A 59 year old female with hypertension and stroke was evaluated for "visuals" and a "suspicious" ambulatory EEG. In her mid-20s headaches began around her menstrual period and continued until menopause. Headaches were presaged by a shimmering "heat wave" 15 minutes prior to a bilateral throbbing headache where she would seek a dark room and position of comfort to fight the pain and nausea until it abated. Gradually the headaches disappeared though she her "visuals" persisted without headache. She was seen by Neurology after experiencing an unwitnessed "black-out". A brain MRI revealed an old lacunar infarction in the left basal ganglia. An EEG was normal but an outpatient ambulatory EEG demonstrated "suspicious sharp waves". She was begun on topiramate but was unable to tolerate it. After seeking another opinion a follow-up EEG revealed the following:
Figure: EEG demonstrating rapid eye movement artifact and corresponding lambda waves (arrow). Note the time locked bilateral surface positive low-amplitude "sharp" waveforms. Recording parameters include longitudinal bipolar montage, sensitivity 7 uv, and filters of 1-70. Hz.
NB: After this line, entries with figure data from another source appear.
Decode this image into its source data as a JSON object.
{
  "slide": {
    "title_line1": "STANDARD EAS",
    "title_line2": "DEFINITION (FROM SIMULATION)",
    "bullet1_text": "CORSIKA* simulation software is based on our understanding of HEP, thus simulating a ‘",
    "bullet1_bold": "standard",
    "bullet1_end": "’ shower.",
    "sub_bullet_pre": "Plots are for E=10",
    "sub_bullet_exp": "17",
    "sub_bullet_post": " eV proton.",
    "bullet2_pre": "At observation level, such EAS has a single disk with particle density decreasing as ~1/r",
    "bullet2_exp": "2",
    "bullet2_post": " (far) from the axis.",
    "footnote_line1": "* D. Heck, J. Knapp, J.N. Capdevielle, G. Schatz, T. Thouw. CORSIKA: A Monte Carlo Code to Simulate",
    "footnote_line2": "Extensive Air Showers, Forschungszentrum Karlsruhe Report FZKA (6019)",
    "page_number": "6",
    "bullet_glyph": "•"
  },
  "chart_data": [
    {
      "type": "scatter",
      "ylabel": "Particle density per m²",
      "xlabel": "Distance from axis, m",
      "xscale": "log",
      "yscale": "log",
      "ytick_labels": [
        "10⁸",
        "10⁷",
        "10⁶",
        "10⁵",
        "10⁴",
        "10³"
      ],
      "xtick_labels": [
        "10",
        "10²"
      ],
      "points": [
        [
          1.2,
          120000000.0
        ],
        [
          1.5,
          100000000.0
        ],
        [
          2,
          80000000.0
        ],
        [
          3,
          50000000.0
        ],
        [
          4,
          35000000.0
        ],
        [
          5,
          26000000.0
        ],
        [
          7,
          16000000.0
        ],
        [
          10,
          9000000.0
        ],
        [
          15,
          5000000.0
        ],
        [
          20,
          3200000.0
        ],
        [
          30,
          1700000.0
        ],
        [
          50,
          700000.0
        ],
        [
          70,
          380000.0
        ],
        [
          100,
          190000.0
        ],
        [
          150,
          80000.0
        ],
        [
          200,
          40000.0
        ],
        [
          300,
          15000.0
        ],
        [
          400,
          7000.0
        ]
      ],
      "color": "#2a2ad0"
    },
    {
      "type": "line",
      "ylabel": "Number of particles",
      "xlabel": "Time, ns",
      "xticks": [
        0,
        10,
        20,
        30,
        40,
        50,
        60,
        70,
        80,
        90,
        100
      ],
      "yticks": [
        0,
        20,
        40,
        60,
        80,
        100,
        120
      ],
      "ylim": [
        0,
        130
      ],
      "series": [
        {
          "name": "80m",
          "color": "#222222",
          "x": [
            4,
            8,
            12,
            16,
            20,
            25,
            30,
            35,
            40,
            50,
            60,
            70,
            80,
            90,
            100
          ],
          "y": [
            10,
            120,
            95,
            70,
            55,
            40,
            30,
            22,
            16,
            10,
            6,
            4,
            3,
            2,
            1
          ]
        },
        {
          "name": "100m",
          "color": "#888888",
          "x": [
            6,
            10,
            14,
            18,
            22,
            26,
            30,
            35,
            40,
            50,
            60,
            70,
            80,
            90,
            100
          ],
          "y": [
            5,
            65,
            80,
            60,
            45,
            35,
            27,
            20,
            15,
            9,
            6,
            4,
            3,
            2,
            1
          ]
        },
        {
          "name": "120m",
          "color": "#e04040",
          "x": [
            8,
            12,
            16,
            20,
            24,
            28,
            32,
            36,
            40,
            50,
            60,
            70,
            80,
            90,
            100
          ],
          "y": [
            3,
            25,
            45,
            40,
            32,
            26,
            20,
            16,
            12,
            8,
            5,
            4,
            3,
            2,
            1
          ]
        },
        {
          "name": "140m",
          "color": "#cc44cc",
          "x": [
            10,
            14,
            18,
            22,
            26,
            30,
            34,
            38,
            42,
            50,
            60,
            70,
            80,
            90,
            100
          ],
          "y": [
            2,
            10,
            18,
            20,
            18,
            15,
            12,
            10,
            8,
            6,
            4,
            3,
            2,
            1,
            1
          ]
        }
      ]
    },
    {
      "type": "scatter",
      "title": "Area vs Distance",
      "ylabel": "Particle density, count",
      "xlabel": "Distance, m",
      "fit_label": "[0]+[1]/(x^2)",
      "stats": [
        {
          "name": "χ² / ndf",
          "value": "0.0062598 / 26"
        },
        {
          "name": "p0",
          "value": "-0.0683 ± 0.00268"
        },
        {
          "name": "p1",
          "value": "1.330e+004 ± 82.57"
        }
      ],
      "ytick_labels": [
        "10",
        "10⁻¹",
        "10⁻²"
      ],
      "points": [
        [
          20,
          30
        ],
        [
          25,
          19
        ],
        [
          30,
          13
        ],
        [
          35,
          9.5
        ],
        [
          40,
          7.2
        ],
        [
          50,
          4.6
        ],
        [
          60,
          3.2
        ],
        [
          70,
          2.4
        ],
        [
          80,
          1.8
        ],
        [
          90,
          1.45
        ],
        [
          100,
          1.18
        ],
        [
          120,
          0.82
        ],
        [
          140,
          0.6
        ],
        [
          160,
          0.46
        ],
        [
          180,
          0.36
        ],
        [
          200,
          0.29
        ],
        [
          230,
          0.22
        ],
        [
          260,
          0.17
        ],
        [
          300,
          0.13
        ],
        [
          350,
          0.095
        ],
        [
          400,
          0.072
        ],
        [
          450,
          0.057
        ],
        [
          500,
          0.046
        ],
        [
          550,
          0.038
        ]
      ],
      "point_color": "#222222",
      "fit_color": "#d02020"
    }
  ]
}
Lambda waves (LW)1 are surface positive occipital “sharp waves” rarely confused with epileptiform discharges. LW may be elicited on EEG if scanning eye movements of complex visual stimuli are encountered in a well-lighted environment. LW are usually < 50 uV, 200-300 msec duration, and recurrent in series time-locked to saccadic eye movements. LW are similar to POSTS in morphology, polarity, and location but are occur in wakefulness and as an evoked response while POSTS appear spontaneously and during physiologic sleep. An age relationship was suggested with LW greater in the 3-12 age range with prevalence that decreases over the lifecycle. LW are felt to be associated with occulomotor visual-integration. Our patient had migraine with aura and clinically suspected syncope. ASA accompanied by slightly higher doses of naldolol used for her hypertension yielded rare “visuals”. While TV may have triggered LW2 to appear on ambulatory EEG it was unable to be recovered to provide validation.